The New York Times calls Romney's performance in the debate last week "dominant." I think "domineering" is the better word. Whatever you think it was, it's been effective in three "battleground" states where voters are giving Romney the edge because of his "leadership." Of course, until we get over dominance and domineering, America is not going to be a happy country in a safe world where we are respected. That's not an opinion. That's just life's lessons.
Fortunately, the Times adds, the economy is giving Obama the edge. That's called substance winning over style.
The latest Quinnipiac University/New York Times/CBS News poll, of likely voters in the three states, Colorado, Virginia and Wisconsin, found no sharp movement after the debate and the news last Friday that the unemployment rate in September had dropped below 8 percent for the first time since Mr. Obama took office.

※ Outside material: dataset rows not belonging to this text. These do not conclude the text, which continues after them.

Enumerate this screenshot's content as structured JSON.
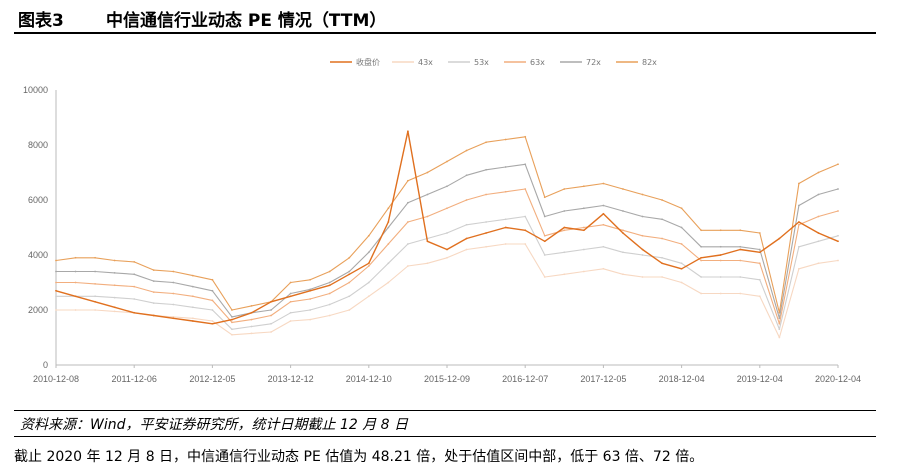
{
  "figure": {
    "number": "图表3",
    "title": "中信通信行业动态 PE 情况（TTM）",
    "source": "资料来源：Wind，平安证券研究所，统计日期截止 12 月 8 日",
    "body_text": "截止 2020 年 12 月 8 日，中信通信行业动态 PE 估值为 48.21 倍，处于估值区间中部，低于 63 倍、72 倍。"
  },
  "colors": {
    "close": "#E0701F",
    "43x": "#F7D8C2",
    "53x": "#CFCFCF",
    "63x": "#F2AE7E",
    "72x": "#A8A8A8",
    "82x": "#E8A05A"
  },
  "chart_data": {
    "type": "line",
    "title": "",
    "xlabel": "",
    "ylabel": "",
    "ylim": [
      0,
      10000
    ],
    "yticks": [
      "0",
      "2000",
      "4000",
      "6000",
      "8000",
      "10000"
    ],
    "xticks": [
      "2010-12-08",
      "2011-12-06",
      "2012-12-05",
      "2013-12-12",
      "2014-12-10",
      "2015-12-09",
      "2016-12-07",
      "2017-12-05",
      "2018-12-04",
      "2019-12-04",
      "2020-12-04"
    ],
    "grid": false,
    "legend_position": "top",
    "x": [
      "2010-12",
      "2011-03",
      "2011-06",
      "2011-09",
      "2011-12",
      "2012-03",
      "2012-06",
      "2012-09",
      "2012-12",
      "2013-03",
      "2013-06",
      "2013-09",
      "2013-12",
      "2014-03",
      "2014-06",
      "2014-09",
      "2014-12",
      "2015-03",
      "2015-06",
      "2015-09",
      "2015-12",
      "2016-03",
      "2016-06",
      "2016-09",
      "2016-12",
      "2017-03",
      "2017-06",
      "2017-09",
      "2017-12",
      "2018-03",
      "2018-06",
      "2018-09",
      "2018-12",
      "2019-03",
      "2019-06",
      "2019-09",
      "2019-12",
      "2020-03",
      "2020-06",
      "2020-09",
      "2020-12"
    ],
    "series": [
      {
        "name": "收盘价",
        "key": "close",
        "values": [
          2700,
          2500,
          2300,
          2100,
          1900,
          1800,
          1700,
          1600,
          1500,
          1650,
          1900,
          2300,
          2500,
          2700,
          2900,
          3300,
          3700,
          5200,
          8500,
          4500,
          4200,
          4600,
          4800,
          5000,
          4900,
          4500,
          5000,
          4900,
          5500,
          4800,
          4200,
          3700,
          3500,
          3900,
          4000,
          4200,
          4100,
          4600,
          5200,
          4800,
          4500
        ]
      },
      {
        "name": "43x",
        "key": "43x",
        "values": [
          2000,
          2000,
          2000,
          1950,
          1900,
          1800,
          1750,
          1700,
          1600,
          1100,
          1150,
          1200,
          1600,
          1650,
          1800,
          2000,
          2500,
          3000,
          3600,
          3700,
          3900,
          4200,
          4300,
          4400,
          4400,
          3200,
          3300,
          3400,
          3500,
          3300,
          3200,
          3200,
          3000,
          2600,
          2600,
          2600,
          2500,
          1000,
          3500,
          3700,
          3800
        ]
      },
      {
        "name": "53x",
        "key": "53x",
        "values": [
          2500,
          2500,
          2500,
          2450,
          2400,
          2250,
          2200,
          2100,
          2000,
          1300,
          1400,
          1500,
          1900,
          2000,
          2200,
          2500,
          3000,
          3700,
          4400,
          4600,
          4800,
          5100,
          5200,
          5300,
          5400,
          4000,
          4100,
          4200,
          4300,
          4100,
          4000,
          3900,
          3700,
          3200,
          3200,
          3200,
          3100,
          1300,
          4300,
          4500,
          4700
        ]
      },
      {
        "name": "63x",
        "key": "63x",
        "values": [
          3000,
          3000,
          2950,
          2900,
          2850,
          2650,
          2600,
          2500,
          2350,
          1550,
          1650,
          1800,
          2300,
          2400,
          2600,
          3000,
          3600,
          4400,
          5200,
          5400,
          5700,
          6000,
          6200,
          6300,
          6400,
          4700,
          4900,
          5000,
          5100,
          4900,
          4700,
          4600,
          4400,
          3800,
          3800,
          3800,
          3700,
          1500,
          5100,
          5400,
          5600
        ]
      },
      {
        "name": "72x",
        "key": "72x",
        "values": [
          3400,
          3400,
          3400,
          3350,
          3300,
          3050,
          3000,
          2850,
          2700,
          1750,
          1900,
          2000,
          2600,
          2750,
          3000,
          3400,
          4100,
          5000,
          5900,
          6200,
          6500,
          6900,
          7100,
          7200,
          7300,
          5400,
          5600,
          5700,
          5800,
          5600,
          5400,
          5300,
          5000,
          4300,
          4300,
          4300,
          4200,
          1700,
          5800,
          6200,
          6400
        ]
      },
      {
        "name": "82x",
        "key": "82x",
        "values": [
          3800,
          3900,
          3900,
          3800,
          3750,
          3450,
          3400,
          3250,
          3100,
          2000,
          2150,
          2300,
          3000,
          3100,
          3400,
          3900,
          4700,
          5700,
          6700,
          7000,
          7400,
          7800,
          8100,
          8200,
          8300,
          6100,
          6400,
          6500,
          6600,
          6400,
          6200,
          6000,
          5700,
          4900,
          4900,
          4900,
          4800,
          1900,
          6600,
          7000,
          7300
        ]
      }
    ]
  }
}
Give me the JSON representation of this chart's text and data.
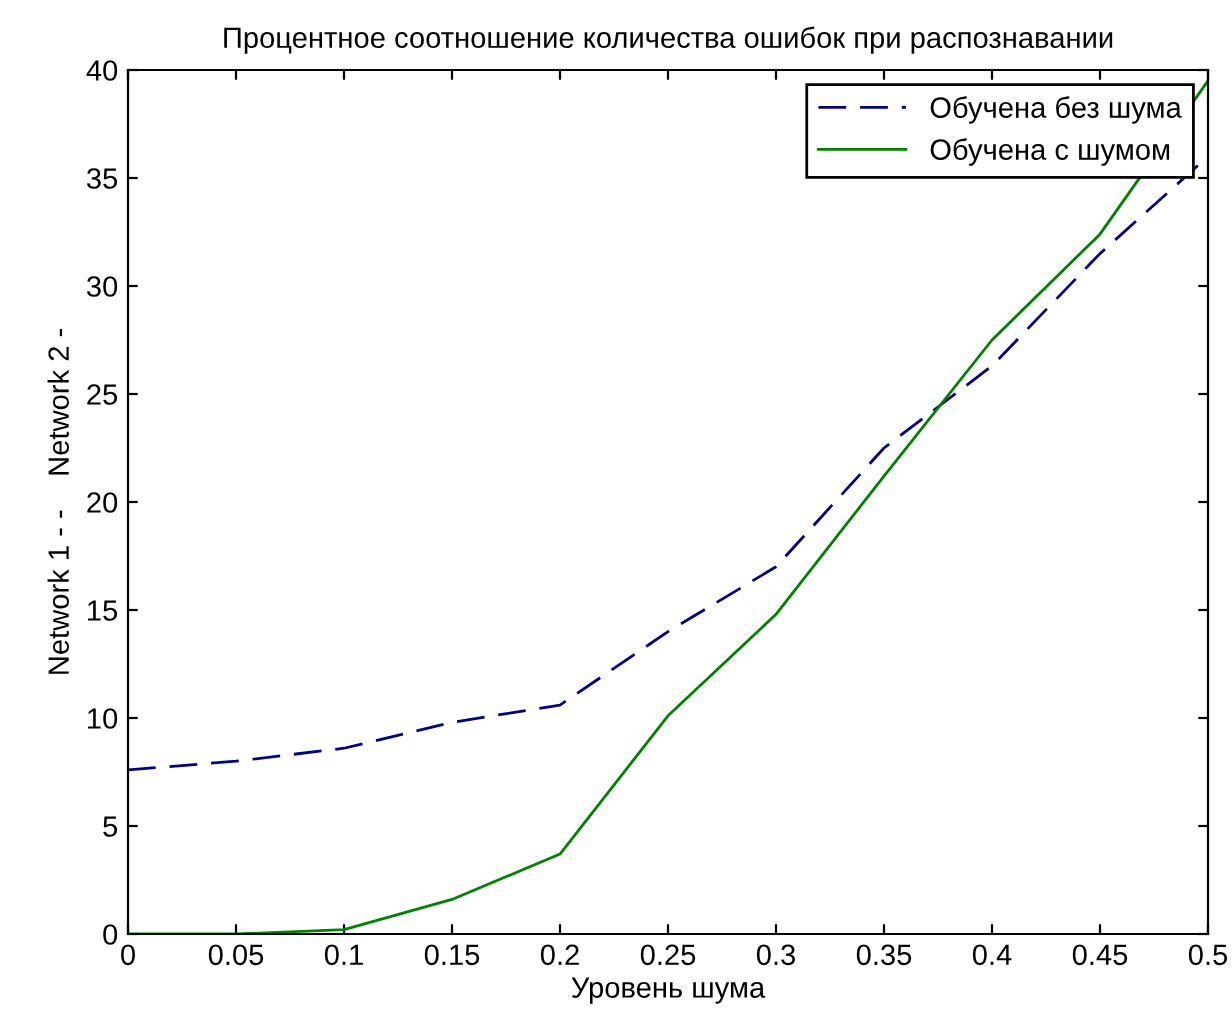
{
  "chart_data": {
    "type": "line",
    "title": "Процентное соотношение количества ошибок при распознавании",
    "xlabel": "Уровень шума",
    "ylabel": "Network 1 - -    Network 2 -",
    "x": [
      0,
      0.05,
      0.1,
      0.15,
      0.2,
      0.25,
      0.3,
      0.35,
      0.4,
      0.45,
      0.5
    ],
    "series": [
      {
        "name": "Обучена без шума",
        "color": "#000080",
        "line_style": "dashed",
        "values": [
          7.6,
          8.0,
          8.6,
          9.8,
          10.6,
          14.0,
          17.0,
          22.5,
          26.3,
          31.5,
          36.0
        ]
      },
      {
        "name": "Обучена с шумом",
        "color": "#008000",
        "line_style": "solid",
        "values": [
          0,
          0,
          0.2,
          1.6,
          3.7,
          10.1,
          14.8,
          21.2,
          27.5,
          32.4,
          39.5
        ]
      }
    ],
    "xlim": [
      0,
      0.5
    ],
    "ylim": [
      0,
      40
    ],
    "xticks": [
      0,
      0.05,
      0.1,
      0.15,
      0.2,
      0.25,
      0.3,
      0.35,
      0.4,
      0.45,
      0.5
    ],
    "yticks": [
      0,
      5,
      10,
      15,
      20,
      25,
      30,
      35,
      40
    ],
    "grid": false,
    "legend": "top right",
    "marker": "none"
  }
}
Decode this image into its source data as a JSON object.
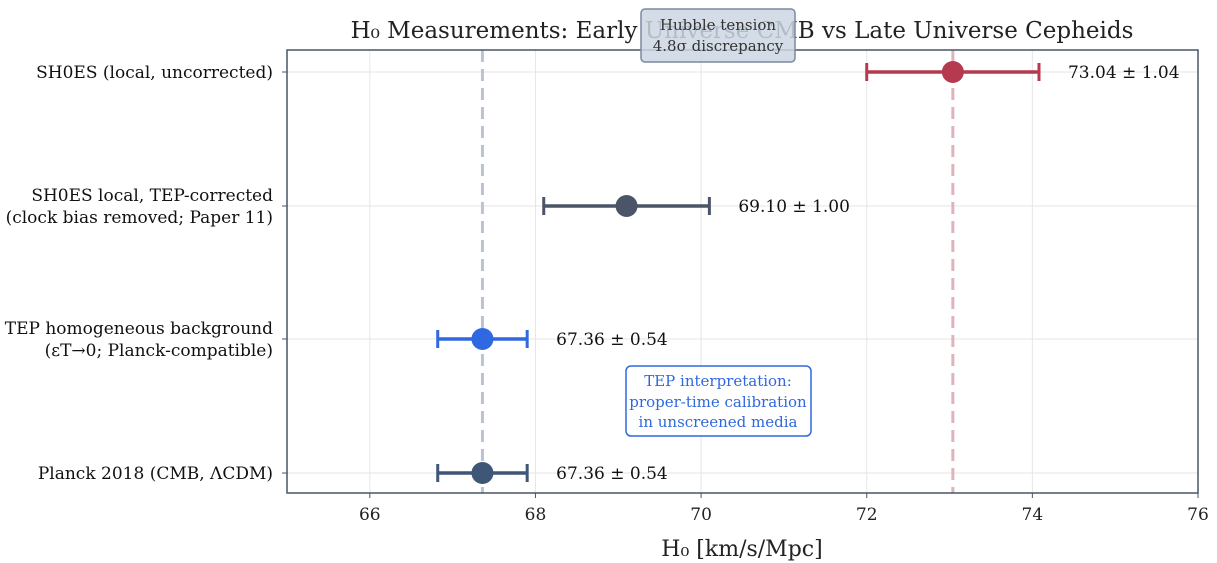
{
  "chart_data": {
    "type": "errorbar",
    "title": "H₀ Measurements: Early Universe CMB vs Late Universe Cepheids",
    "xlabel": "H₀ [km/s/Mpc]",
    "xlim": [
      65,
      76
    ],
    "xticks": [
      66,
      68,
      70,
      72,
      74,
      76
    ],
    "grid": true,
    "reference_lines": [
      {
        "name": "Planck reference",
        "value": 67.36,
        "color": "#b9c3d3"
      },
      {
        "name": "SH0ES reference",
        "value": 73.04,
        "color": "#e0b3bb"
      }
    ],
    "points": [
      {
        "label_lines": [
          "SH0ES (local, uncorrected)"
        ],
        "value": 73.04,
        "error": 1.04,
        "value_text": "73.04 ± 1.04",
        "color": "#b53a4f"
      },
      {
        "label_lines": [
          "SH0ES local, TEP-corrected",
          "(clock bias removed; Paper 11)"
        ],
        "value": 69.1,
        "error": 1.0,
        "value_text": "69.10 ± 1.00",
        "color": "#4a5567"
      },
      {
        "label_lines": [
          "TEP homogeneous background",
          "(εT→0; Planck-compatible)"
        ],
        "value": 67.36,
        "error": 0.54,
        "value_text": "67.36 ± 0.54",
        "color": "#2f68e0"
      },
      {
        "label_lines": [
          "Planck 2018 (CMB, ΛCDM)"
        ],
        "value": 67.36,
        "error": 0.54,
        "value_text": "67.36 ± 0.54",
        "color": "#3e5777"
      }
    ],
    "annotations": [
      {
        "lines": [
          "Hubble tension",
          "4.8σ discrepancy"
        ],
        "color": "#333333",
        "bg": "#cdd6e3",
        "border": "#7a8aa0"
      },
      {
        "lines": [
          "TEP interpretation:",
          "proper-time calibration",
          "in unscreened media"
        ],
        "color": "#2f68e0",
        "bg": "#ffffff",
        "border": "#2f68e0"
      }
    ]
  }
}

But the poll suggested that Mr. Romney had gained strength in a number of ways since last month and that Mr. Obama’s best defense is the somewhat brighter economic outlook and the fact that voters continue to relate to him more than they do to his opponent.
Mr. Romney’s backers now support him more fervently than before. ...NYT
Something keeps happening, though, in this particular election that I don't remember seeing before. Weary from economic difficulties, many voters seem to be closer to reality than we have been in the past. In responses to reporters and pollsters, home truths seem to pull people back to reality.
Suzanne DiLisi, 44, a restaurant worker from Marshall, Va., said Wednesday that she planned to vote for Mr. Obama because of concerns that Mr. Romney would not help lower-income people like herself.
“Financially speaking, I believe Romney will cut the debt,” Ms. DiLisi said. “But he will do it at the expense of people who are already suffering.” She pointed to Mr. Romney’s comment that 47 percent of Americans are dependent on government.
“Those remarks, they were awful,” she said. ...NYT
Romney is, we could say, "dominant" when it comes to making revealing remarks on the campaign trail.